28 May 2010

Footprints in educational games...?

I have been tasked with a weird assignment.

I was to make an educational PC game set in an outdoor environment such as the forest, where the players choose a character and solve puzzles to reveal unknown parts of the map. There are four different type of puzzle based on character selection: Mathematics for Mathematician, History for Historian, Physics for Physicist, and Arts for Artist.

One of the graphic requirements was to render footprints left behind when the character walks around the terrain, and these footprints would disappear after some time. I was to write the technical design document, and needed to look for similar game references.

Which games would have such feature that is already implemented?

How about some of the latest games with pretty graphics?


Final Fantasy XIII can be considered one of the really pretty looking games, and look! No footprints on the terrain! Or maybe the ground was hard and no visible footprints are left behind....

Ok, how about....


White Knight Chronicles was released at approximately the same time as Final Fantasy XIII, and although graphics wise the real time rendering quality cannot be compared with the previous game title, still, no footprints!

Even when the characters are walking in the desert, only some sand flying simulation whenever the characters lift their legs off the ground is carried out.

Come to think of it, I had never thought of or noticed that there were no footprints in the games I've played, until I really looked hard (for this assignment). Why is that so?

The only viable reason I could think of is... Footprints are too small to be noticed, and thus additional processing power spent for achieving this effect could be better spent elsewhere. Or, it could be that during level design, considerations for harder terrains (so that no footprint rendering is needed) have already been made, such as in Final Fantasy XIII. All the terrains in Final Fantasy XIII appear either hard, or have lush greenery such that no footprints would be left behind even when characters travel through the terrain.

If for all these games which strive to achieve realism through the eyes of the players have left such real world "realism" behind, then why should an education game, whose focus should be mainly on puzzles for players to learn from, have a requirement for a graphic effect that is not inline with the game focus?

The only conclusion I could get was... this is a lousy assignment whose actual requirements from another existing genre had been poorly fitted into an educational game. If we consider the games that really focus on graphic realism, the only feature remotely similar to the aforementioned requirement is just the simulation of tire tracks, such as in crysis:


Thinking back to my assignment, i can only summarize my feelings with o.O and =_=|||

25 May 2010

Expectations are the root of all evil

Whatever I do, it's all wrong.
Just tell me, what can I do now?

Buzz2 Chaos - Spot The Difference

yays! the game i've worked on is finally going commercial! check out the youtube video:

24 May 2010

Conformity

I just happened to be sitting in front of the TV last night after my bath to just stone and let my hair dry for a while... and that was when I was captivated by the movie "Little Red Flowers" on Okto's FilmArt.

The movie was about a boy called Fang Qiangqiang, who was a rebellious and naughty boy, who fails to adhere to the rules in the kindergarten he attends in China.
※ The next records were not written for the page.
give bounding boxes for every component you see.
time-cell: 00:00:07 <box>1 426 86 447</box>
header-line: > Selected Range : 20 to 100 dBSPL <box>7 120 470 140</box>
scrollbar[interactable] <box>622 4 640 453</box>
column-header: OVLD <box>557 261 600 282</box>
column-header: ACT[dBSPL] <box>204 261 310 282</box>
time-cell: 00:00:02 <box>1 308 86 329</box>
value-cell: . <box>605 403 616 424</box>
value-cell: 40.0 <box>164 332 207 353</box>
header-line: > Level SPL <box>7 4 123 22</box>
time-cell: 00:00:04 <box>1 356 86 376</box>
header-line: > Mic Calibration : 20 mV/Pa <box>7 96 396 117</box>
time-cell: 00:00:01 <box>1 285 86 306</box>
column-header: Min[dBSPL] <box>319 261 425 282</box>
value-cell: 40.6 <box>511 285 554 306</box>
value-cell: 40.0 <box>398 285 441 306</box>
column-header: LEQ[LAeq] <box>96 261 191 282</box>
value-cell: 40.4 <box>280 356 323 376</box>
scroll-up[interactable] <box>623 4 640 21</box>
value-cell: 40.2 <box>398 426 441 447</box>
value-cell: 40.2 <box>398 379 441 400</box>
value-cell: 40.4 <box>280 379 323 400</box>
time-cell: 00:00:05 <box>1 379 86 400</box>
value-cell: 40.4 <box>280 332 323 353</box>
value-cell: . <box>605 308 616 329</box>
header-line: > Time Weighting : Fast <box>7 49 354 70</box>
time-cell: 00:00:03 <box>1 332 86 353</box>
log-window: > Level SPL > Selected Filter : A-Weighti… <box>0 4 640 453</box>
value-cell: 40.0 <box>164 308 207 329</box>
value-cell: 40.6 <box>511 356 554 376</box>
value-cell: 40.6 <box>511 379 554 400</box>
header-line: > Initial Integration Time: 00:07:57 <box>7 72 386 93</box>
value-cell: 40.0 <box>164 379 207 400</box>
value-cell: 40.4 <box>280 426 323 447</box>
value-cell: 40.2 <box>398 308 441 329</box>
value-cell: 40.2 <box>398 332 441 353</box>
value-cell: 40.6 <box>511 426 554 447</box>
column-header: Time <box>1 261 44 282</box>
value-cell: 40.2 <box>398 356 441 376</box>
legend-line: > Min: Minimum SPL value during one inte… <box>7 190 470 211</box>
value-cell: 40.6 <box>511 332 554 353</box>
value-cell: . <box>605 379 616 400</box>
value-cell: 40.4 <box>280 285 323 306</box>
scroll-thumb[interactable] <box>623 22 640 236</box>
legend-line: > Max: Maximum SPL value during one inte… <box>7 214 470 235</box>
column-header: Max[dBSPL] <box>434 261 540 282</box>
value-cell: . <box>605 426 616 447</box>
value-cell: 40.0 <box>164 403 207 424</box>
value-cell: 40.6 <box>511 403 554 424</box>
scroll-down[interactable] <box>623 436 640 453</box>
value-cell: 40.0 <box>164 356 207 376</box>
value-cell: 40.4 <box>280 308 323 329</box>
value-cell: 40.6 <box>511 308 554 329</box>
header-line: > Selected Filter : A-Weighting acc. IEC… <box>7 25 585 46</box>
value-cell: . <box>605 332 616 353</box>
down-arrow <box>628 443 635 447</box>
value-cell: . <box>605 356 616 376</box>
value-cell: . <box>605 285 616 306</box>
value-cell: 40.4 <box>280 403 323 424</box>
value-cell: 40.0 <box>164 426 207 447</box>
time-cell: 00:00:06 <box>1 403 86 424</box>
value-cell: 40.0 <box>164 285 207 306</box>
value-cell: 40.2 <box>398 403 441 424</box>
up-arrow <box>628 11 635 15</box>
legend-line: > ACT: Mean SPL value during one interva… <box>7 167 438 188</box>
His rebellious may not be by nature; he wanted to fit in with the rest of his classmates and have fun with them, but he does not follow the rules set by the adults and as a result, gets shunned away by the adults and other children in the end. Although I felt sorry for Qiangqiang throughout the movie, I also understood the headache the teachers in the kindergarten had as well.

I hate rules as well. This might be the reason why I feel for Qiangqiang, and think that the adults might have been too harsh on him. Yet, now that I'm so much older, I hate to admit but I stick to rules too. There are certain social rules that I "enforce" on others too, like if someone else is not "nice" I'll do the cold treatment just like the teachers in "Little Red Flowers". Could I be too harsh as well? Of course I could always argue that, hey the people I'm facing now may not be children like Qiangqiang, children still do not understand the workings of our world so we could excuse them. But this movie just made me realize that like how Qiangqiang interprets the world differently from the other children and teachers in school, so do I and the others I meet and face. Just because someone else is "different from the norm", does that mean that person should be shunned away as well...?

That's a really good question.

There's a reason why certain social norms are in place. And those who do not understand this will appear different from the norm. However, if others shun away from you, perhaps there really is a good reason behind it; yet it is just human to think of other people being at fault rather than we ourselves being at fault.

23 May 2010

The battle within

When there is light, there will be shadows.
In darkness, there will be light.

For all these years, my light and dark sides have been battling each other with no clear signs of victory to either side... Or there could be no lasting victory for either side at all in the first place?

I am tired.
Can my light side take over from here?

18 May 2010

Frustration

Seriously... How could you not know the correct name for someone whom u've worked with daily for more than a month?

Are my expectations just too high?
I really feel my irritation meter filling up fast and bursting soon... again.
RAWR~!

17 May 2010

Explosion

I really need to work on my temper.
But I don't regret the things I've said earlier.
Because they have been buried deep in me all these time.